Significant changes occurred to SARS-CoV-2, but before humans
Analysis of SARS-CoV-2 genomes across the timeline of the pandemic from December 2019 to October 2020 reveals a lack of diversifying selection taking place during the virus's circulation in humans. There is, however, evidence of ongoing positive selection associated with minor optimizations to the human population.
Still, the majority of adaptive changes that created the SARS-CoV-2 virus took place prior to its emergence in the human population.
"This does not mean no changes have occurred, mutations of no evolutionary significance accumulate and 'surf' along the millions of transmission events, like they do in all viruses," explained author Oscar MacLean, PhD, a bioinformatician at the University of Glasgow.
The data suggest that the SARS-CoV-2 progenitor is from a viral lineage with a relatively generalist nature. Specialization of viruses is driven by mutation rates and available opportunities for transmission, but at a price to generalism and the ability to replicate in multiple species.
"This stasis [neutral evolutionary changes] can be attributed to the highly susceptible nature of the human population to this new pathogen, with limited pressure from population immunity, and lack of containment, leading to exponential growth making almost every virus a winner," explained MacLean.
According to the authors, the ability of SARS-CoV-2 to readily transmit to other animals, such as pangolins and cats, is evidence of the virus's generalist property, which was evolved in bats.

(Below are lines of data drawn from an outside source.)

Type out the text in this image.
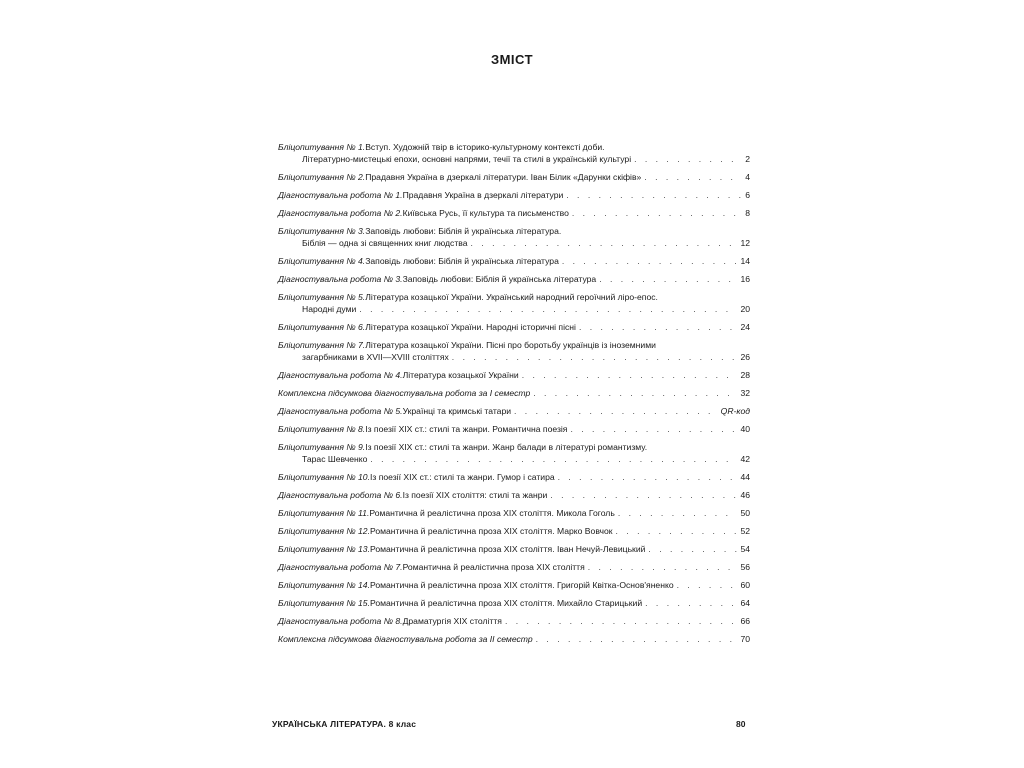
ЗМІСТ
Бліцопитування № 1. Вступ. Художній твір в історико-культурному контексті доби.
Літературно-мистецькі епохи, основні напрями, течії та стилі в українській культурі . . .	2
Бліцопитування № 2. Прадавня Україна в дзеркалі літератури. Іван Білик «Дарунки скіфів» . . .	4
Діагностувальна робота № 1. Прадавня Україна в дзеркалі літератури . . .	6
Діагностувальна робота № 2. Київська Русь, її культура та письменство . . .	8
Бліцопитування № 3. Заповідь любови: Біблія й українська література.
Біблія — одна зі священних книг людства . . .	12
Бліцопитування № 4. Заповідь любови: Біблія й українська література . . .	14
Діагностувальна робота № 3. Заповідь любови: Біблія й українська література . . .	16
Бліцопитування № 5. Література козацької України. Український народний героїчний ліро-епос.
Народні думи . . .	20
Бліцопитування № 6. Література козацької України. Народні історичні пісні . . .	24
Бліцопитування № 7. Література козацької України. Пісні про боротьбу українців із іноземними
загарбниками в XVII—XVIII століттях . . .	26
Діагностувальна робота № 4. Література козацької України . . .	28
Комплексна підсумкова діагностувальна робота за I семестр . . .	32
Діагностувальна робота № 5. Українці та кримські татари . . .	QR-код
Бліцопитування № 8. Із поезії XIX ст.: стилі та жанри. Романтична поезія . . .	40
Бліцопитування № 9. Із поезії XIX ст.: стилі та жанри. Жанр балади в літературі романтизму.
Тарас Шевченко . . .	42
Бліцопитування № 10. Із поезії XIX ст.: стилі та жанри. Гумор і сатира . . .	44
Діагностувальна робота № 6. Із поезії XIX століття: стилі та жанри . . .	46
Бліцопитування № 11. Романтична й реалістична проза XIX століття. Микола Гоголь . . .	50
Бліцопитування № 12. Романтична й реалістична проза XIX століття. Марко Вовчок . . .	52
Бліцопитування № 13. Романтична й реалістична проза XIX століття. Іван Нечуй-Левицький . . .	54
Діагностувальна робота № 7. Романтична й реалістична проза XIX століття . . .	56
Бліцопитування № 14. Романтична й реалістична проза XIX століття. Григорій Квітка-Основ'яненко . . .	60
Бліцопитування № 15. Романтична й реалістична проза XIX століття. Михайло Старицький . . .	64
Діагностувальна робота № 8. Драматургія XIX століття . . .	66
Комплексна підсумкова діагностувальна робота за II семестр . . .	70
УКРАЇНСЬКА ЛІТЕРАТУРА. 8 клас	80
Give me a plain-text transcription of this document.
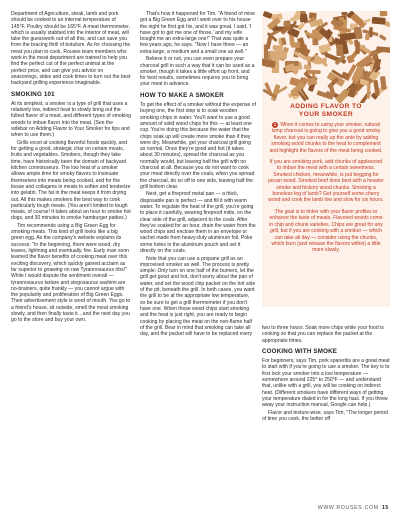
Department of Agriculture, steak, lamb and pork should be cooked to an internal temperature of 145°F. Poultry should be 165°F. A meat thermometer, which is usually stabbed into the interior of meat, will take the guesswork out of all this, and can save you from the bracing thrill of botulism. As for choosing the meat you plan to cook, Rouses team members who work in the meat department are trained to help you find the perfect cut of the perfect animal at the perfect price, and can give you advice on seasonings, sides and cook times to turn out the best backyard grilling experience imaginable.

SMOKING 101

At its simplest, a smoker is a type of grill that uses a relatively low, indirect heat to slowly bring out the fullest flavor of a meat, and different types of smoking woods to imbue flavor into the meat. (See the sidebar on Adding Flavor to Your Smoker for tips and when to use them.)

Grills excel at cooking flavorful foods quickly, and for getting a good, strategic char on certain meats, fruits and vegetables. Smokers, though they take time, have historically been the domain of backyard kitchen connoisseurs. The low heat of a smoker allows ample time for smoky flavors to insinuate themselves into meats being cooked, and for the tissue and collagens in meats to soften and tenderize into gelatin. The fat in the meat keeps it from drying out. All this makes smokers the best way to cook particularly tough meats. (You aren't limited to tough meats, of course! It takes about an hour to smoke hot dogs, and 30 minutes to smoke hamburger patties.)

Tim recommends using a Big Green Egg for smoking meats. This kind of grill looks like a big green egg. As the company's website explains its success: "In the beginning, there were wood, dry leaves, lightning and eventually, fire. Early man soon learned the flavor benefits of cooking meat over this exciting discovery, which quickly gained acclaim as far superior to gnawing on raw Tyrannosaurus ribs!" While I would dispute the sentiment overall — tyrannosaurus tartare and stegosaurus sashimi are no-brainers, quite frankly — you cannot argue with the popularity and proliferation of Big Green Eggs. Their advertisement style is word of mouth. You go to a friend's house, sit outside, smell the meat smoking slowly, and then finally taste it…and the next day you go to the store and buy your own.

That's how it happened for Tim. "A friend of mine got a Big Green Egg and I went over to his house the night he first got his, and it was great. I said, 'I have got to get me one of those,' and my wife bought me an extra-large one!" That was quite a few years ago, he says. "Now I have three — an extra-large, a medium and a small one as well."

Believe it or not, you can even prepare your charcoal grill in such a way that it can be used as a smoker, though it takes a little effort up front, and for best results, sometimes requires you to bring your meat in advance.

HOW TO MAKE A SMOKER

To get the effect of a smoker without the expense of buying one, the first step is to soak wooden smoking chips in water. You'll want to use a good amount of solid wood chips for this — at least one cup. You're doing this because the water that the chips soak up will create more smoke than if they were dry. Meanwhile, get your charcoal grill going as normal. Once they're good and hot (it takes about 30 minutes), spread the charcoal as you normally would, but leaving half the grill with no charcoal at all. Because you do not want to cook your meat directly over the coals, when you spread the charcoal, do so off to one side, leaving half the grill bottom clear.

Next, get a fireproof metal pan — a thick, disposable pan is perfect — and fill it with warm water. To regulate the heat of the grill, you're going to place it carefully, wearing fireproof mitts, on the clear side of the grill, adjacent to the coals. After they've soaked for an hour, drain the water from the wood chips and enclose them in an envelope or sachet made from heavy-duty aluminum foil. Poke some holes in the aluminum pouch and set it directly on the coals.

Note that you can use a propane grill as an improvised smoker as well. The process is pretty simple: Only turn on one half of the burners, let the grill get good and hot, don't worry about the pan of water, and set the wood chip packet on the hot side of the pit, beneath the grill. In both cases, you want the grill to be at the appropriate low temperature, so be sure to get a grill thermometer if you don't have one. When those wood chips start smoking and the heat is just right, you are ready to begin cooking by placing the meat on the non-flame half of the grill. Bear in mind that smoking can take all day, and the packet will have to be replaced every

ADDING FLAVOR TO
YOUR SMOKER

1 When it comes to using your smoker, natural lump charcoal is going to give you a good smoky flavor, but you can really up the ante by adding smoking wood chunks to the heat to complement and highlight the flavors of the meat being cooked.

If you are smoking pork, add chunks of applewood to imbue the meat with a certain sweetness. Smoked chicken, meanwhile, is put begging for pecan wood. Smoked beef does best with a heavier smoke and hickory wood chunks. Smoking a boneless leg of lamb? Get yourself some cherry wood and cook the lamb low and slow for six hours.

The goal is to tinker with your flavor profiles to enhance the taste of meats. Flavored woods come in chip and chunk varieties. Chips are great for any grill, but if you are cooking with a smoker — which can take all day — consider using the chunks, which burn (and release the flavors within) a little more slowly.

two to three hours. Soak more chips while your food is cooking so that you can replace the packet at the appropriate times.

COOKING WITH SMOKE

For beginners, says Tim, pork spareribs are a great meat to start with if you're going to use a smoker. The key is to first lock your smoker into a low temperature — somewhere around 225° to 250°F — and understand that, unlike with a grill, you will be cooking on indirect heat. (Different smokers have different ways of getting your temperature dialed in for the long haul. If you threw away your instruction manual, Google can help.)

Flavor and texture-wise, says Tim, "The longer period of time you cook, the better off

WWW.ROUSES.COM 15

The lack of evidence of diversifying selection of immediately previous versions of SARS-CoV-2 prior to emergence in humans suggests that the adaptations occurred in bats that allow it to be a generalist capable of infecting humans and many other mammals and not in an intermediate host.
"Interestingly, one of the closer bat viruses, RmYN02, has an intriguing genome structure made up of both SARS-CoV-2-like and bat-virus-like segments," added Spyros Lytras, an author and doctoral candidate at the University of Glasgow Centre for Virus Research "Its genetic material carries both distinct composition signatures (associated with the action of host anti-viral immunity), supporting this change of evolutionary pace occurred in bats without the need for an intermediate animal species."
What about new variants since October 2020?
The authors noted that there are indications of increased selective pressure in recent variants of SARS-CoV-2 (such as the variants B.1.1.7 and B.1.351) that are associated with faster spread and a higher than usual number of nonsynonymous substitutions.
"[This] is because the immunological profile of the human population has changed," explained David Robertson, PhD, professor at the University of Glasgow Centre for Virus Research.
As the virus comes into contact with existing host immunity, variants that can dodge host responses are increasingly selected for. Coupled with the evasion of immunity in longer-term infections in chronic cases (e.g., in immunocompromised patients), these new selective pressures are increasing the number of important virus mutants.
Due to the high diversity and generalist nature of sarbecoviruses, a future spillover, potentially coupled with a recombination event with SARS-CoV-2, is possible, according to the researchers. The potential emergence of a "SARS-CoV-3" could evade either natural or vaccine-acquired immunity. Therefore, the authors advocate for increased surveillance for sarbecoviruses at the human–animal interface and monitor carefully for future SARS-CoV emergence in the human population.